Los niños, a menos que lloriqueen desde la pantalla de un televisor abandonados y apaleados por unos progenitores rusos borrachos y presidiarios, no consiguen tocarme la fibra sensible. No los soporto chillando en la playa como pajarracos recién salidos del cascarón solo porque las olas han tumbado esa mierda de muralla de arena que han construido a palazos. Íñigo y Pelayo, los llama el padre cuarentón encanecido dándose aires de maduro atractivo, sin darse cuenta de que ya les ha jodido la vida solo por bautizarlos con semejantes nombres. Alguien, y seguro que con razón, les cruzará la cara antes de que luzcan sus primeros “brackets”.
Intentar descansar en la playa es misión imposible. Falta un poco de disciplina, unos cuantos bozales, algún ahogamiento de esos que te alegran la tarde porque concentran a la marea humana en una esquina…Un grupo de señoras habla de las bondades de distintas marcas de bronceadores, con unos te pones morena, con los otros solo un poco menos morena. Apasionante. ¿Cómo es posible debatir sobre el tema dos horas más? Los plastas de sus hijos, esos de los que se enorgullecen por sus altos niveles de inteligencia, intentan hacer volar una cometa sin viento, mientras que un trío de pubertosos grasientos se pasa una pelota entre gruñidos en el preciso lugar en el que más molestos podrían resultar. El macho alfa le mete mano a una rubia encantada de la vida por haber sabido combinar las pulseras con el color del bikini. La chica mira con arrobo a su hombre, ese semental que le da palmaditas en las cachas y que afronta la vida decidido a todo, con “gasofa” en la “amoto”, tatuajes en los cojones, y una madre medio analfabeta que le repite: “Hijo mío, tú sí que vales”. Bajo la vista hacia mi libro con escritos póstumos de Nietzsche y leo: “Fragmentos de hombres: eso es lo que distingue a los esclavos”.

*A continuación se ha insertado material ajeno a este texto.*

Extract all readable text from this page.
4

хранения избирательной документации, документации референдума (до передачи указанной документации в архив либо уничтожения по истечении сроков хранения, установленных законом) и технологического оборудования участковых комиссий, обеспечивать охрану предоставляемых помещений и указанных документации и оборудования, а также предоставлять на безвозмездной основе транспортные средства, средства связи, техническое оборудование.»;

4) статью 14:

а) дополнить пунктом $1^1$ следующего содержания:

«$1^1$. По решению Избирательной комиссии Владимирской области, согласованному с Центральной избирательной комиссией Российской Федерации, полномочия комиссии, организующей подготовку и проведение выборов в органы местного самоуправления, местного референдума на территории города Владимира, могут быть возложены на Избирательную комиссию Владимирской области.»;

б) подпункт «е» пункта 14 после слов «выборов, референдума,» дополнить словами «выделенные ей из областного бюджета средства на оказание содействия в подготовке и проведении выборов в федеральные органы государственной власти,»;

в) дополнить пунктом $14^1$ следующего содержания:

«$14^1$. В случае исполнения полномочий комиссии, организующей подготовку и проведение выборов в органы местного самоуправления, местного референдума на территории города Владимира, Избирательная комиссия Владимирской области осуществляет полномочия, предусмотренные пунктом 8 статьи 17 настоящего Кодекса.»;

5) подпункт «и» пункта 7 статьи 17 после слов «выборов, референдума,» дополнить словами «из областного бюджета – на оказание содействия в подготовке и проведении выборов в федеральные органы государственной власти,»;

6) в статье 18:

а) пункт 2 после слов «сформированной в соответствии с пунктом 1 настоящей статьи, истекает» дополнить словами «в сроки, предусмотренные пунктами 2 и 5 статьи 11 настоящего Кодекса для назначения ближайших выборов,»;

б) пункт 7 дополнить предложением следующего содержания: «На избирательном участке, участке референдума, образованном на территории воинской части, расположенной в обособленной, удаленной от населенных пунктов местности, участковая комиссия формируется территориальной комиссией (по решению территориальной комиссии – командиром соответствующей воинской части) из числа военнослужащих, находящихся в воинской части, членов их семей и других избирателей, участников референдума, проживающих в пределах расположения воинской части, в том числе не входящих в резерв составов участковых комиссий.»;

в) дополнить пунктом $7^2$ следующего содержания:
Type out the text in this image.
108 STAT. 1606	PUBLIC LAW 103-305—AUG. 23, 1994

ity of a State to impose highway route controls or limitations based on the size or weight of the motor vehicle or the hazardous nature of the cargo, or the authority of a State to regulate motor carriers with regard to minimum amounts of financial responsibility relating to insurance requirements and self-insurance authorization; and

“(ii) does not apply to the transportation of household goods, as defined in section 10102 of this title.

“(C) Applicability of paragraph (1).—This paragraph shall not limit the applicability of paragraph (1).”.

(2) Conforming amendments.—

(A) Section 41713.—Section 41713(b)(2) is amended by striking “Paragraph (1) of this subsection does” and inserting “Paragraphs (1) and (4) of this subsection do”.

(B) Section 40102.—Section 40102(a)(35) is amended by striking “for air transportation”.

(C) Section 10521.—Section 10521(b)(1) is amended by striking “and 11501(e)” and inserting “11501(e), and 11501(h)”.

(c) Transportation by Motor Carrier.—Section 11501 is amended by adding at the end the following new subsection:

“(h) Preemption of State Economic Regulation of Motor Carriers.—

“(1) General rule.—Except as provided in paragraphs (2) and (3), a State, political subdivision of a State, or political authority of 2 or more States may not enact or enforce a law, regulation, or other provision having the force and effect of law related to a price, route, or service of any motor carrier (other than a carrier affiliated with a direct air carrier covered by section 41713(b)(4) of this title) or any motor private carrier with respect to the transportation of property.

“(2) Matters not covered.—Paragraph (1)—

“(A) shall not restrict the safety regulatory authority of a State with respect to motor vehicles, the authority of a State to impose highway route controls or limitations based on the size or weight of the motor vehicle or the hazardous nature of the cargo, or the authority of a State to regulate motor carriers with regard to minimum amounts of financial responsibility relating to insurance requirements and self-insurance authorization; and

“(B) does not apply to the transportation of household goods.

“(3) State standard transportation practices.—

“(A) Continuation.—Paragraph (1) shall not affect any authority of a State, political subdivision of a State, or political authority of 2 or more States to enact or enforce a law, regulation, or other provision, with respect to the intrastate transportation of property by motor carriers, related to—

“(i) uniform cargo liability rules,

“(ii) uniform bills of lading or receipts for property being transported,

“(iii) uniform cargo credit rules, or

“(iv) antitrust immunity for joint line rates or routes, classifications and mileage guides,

Cuando, por fin, al atardecer, la gente comienza a desaparecer me quedo observando las nubes. He leído de todo, finalmente también a los orientales. Trato de imaginar cómo sería un mundo en el que los pensamientos fueran como nubes pasajeras sobre un cielo limpio y azul, un lugar en el que no permaneciéramos anclados a ideas y emociones que un día perdieron su razón de ser, cuando nosotros cambiamos, cuando nosotros crecimos, cada día…Me pregunto cómo sería un mundo en el que no fuera tan fácil escudarse tras la personalidad, ocultarse en los viejos y polvorientos abrigos que hoy se nos han quedado pequeños….Dice una de esas voces orientales que nuestra equivocación, la de los occidentales, consiste en haber mirado siempre a la vida como si fuera un problema y no un misterio. Lo acepto. Pero ¿cómo se contempla un misterio eternamente?, ¿cómo se acepta ser espectador pasivo del misterio o incluso más, ser el propio misterio sin explicación?, ¿cómo se conforma uno con ser una simple ola en el océano…? Habla mi vanidad, seguramente, pero no puedo dejar de sentir esa extraña voluntad que desea vehementemente ir un poco más allá, que querría desgarrar con sus propias manos las vestiduras de ese misterio y ver. No logro imaginar a un hombre que en los confines del universo no deseara saltar y hundirse en lo más desconocido.